In Uncategorized on 06/19/2017 at 20:25

Judge Paris steers her footsteps into those of Jerry Lieber and Mike Stoller, as she echoes their 1957 hit, in the endless Tax Court search for jurisdiction.

Today, Judge Paris breaks new ground in Corbin A. McNeill and Dorice S. McNeill, 148 T. C. 23, filed 6/19/17.

Corb and Dori started a case in USDCDCT when engaged in a fistfight over a shelter they unwisely espoused, but after IRS hit them with a NFTL, which Corb and Dori petitioned after Appeals tells them they can’t contest the chops, Corb and Dori dismiss the USDC case with prejudice, with the FPAA which gave rise to the deficiency admitted but the Section 6662 accuracy chops never considered.

Corb and Dori already paid the deficiency to get to USDCDCT, so all that remains are chops.

Judge Paris bifurcates the case.
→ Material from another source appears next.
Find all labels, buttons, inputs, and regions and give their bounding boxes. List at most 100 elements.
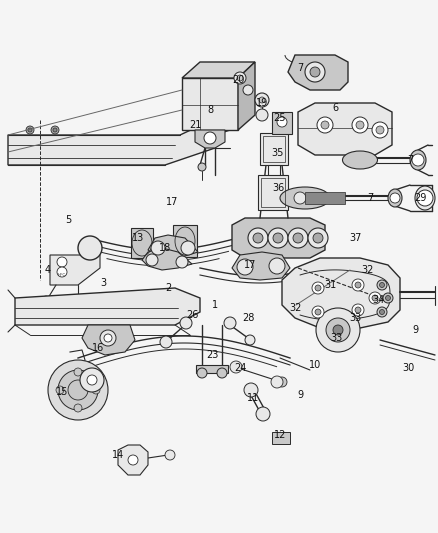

All that’s on the table here is jurisdiction; the actual liability for the chops is for another day.

“At issue is whether, notwithstanding the specific jurisdictional provisions of TEFRA, the general jurisdictional provision of section 6330(d)(1) provides the Court with jurisdiction to review this case.” 148 T. C. 23, at p. 7 (Footnote omitted, but it says IRS concedes Corb and Dori never got a chance to fight the chops).

Prior to 2006, if there was no deficiency, chops were off the table in Tax Court after a CDP. The chopped had to go to USDC. But Congress amended Section 6330(d)(1) to provide that any petition from a NOD was fair game at 400 Second Street, NW.

Of course, if prior chance to contest, game over.

Nonetheless, “Congress created the CDP process to provide taxpayers who are confronted with a lien filing or a proposed levy the opportunity to contest that collection action before the Internal Revenue Service proceeds to collect the outstanding tax liability. It follows that when Congress amended section 6330 in 2006–making the Tax Court the exclusive venue for review of CDP cases–its intent was not to preclude from review certain issues not subject to the Tax Court’s deficiency jurisdiction. With respect to petitioners’ section 6662(a) accuracy-related penalty, this penalty is another example of an item not subject to the Court’s deficiency jurisdiction under section 6221 but nonetheless reviewable by the Court in the context of its section 6330 jurisdiction.” 148 T. C. 23, at pp. 13-14. (Citations omitted).

Corb and Dori, stand by. There’s another opinion coming, that will determine your penalty.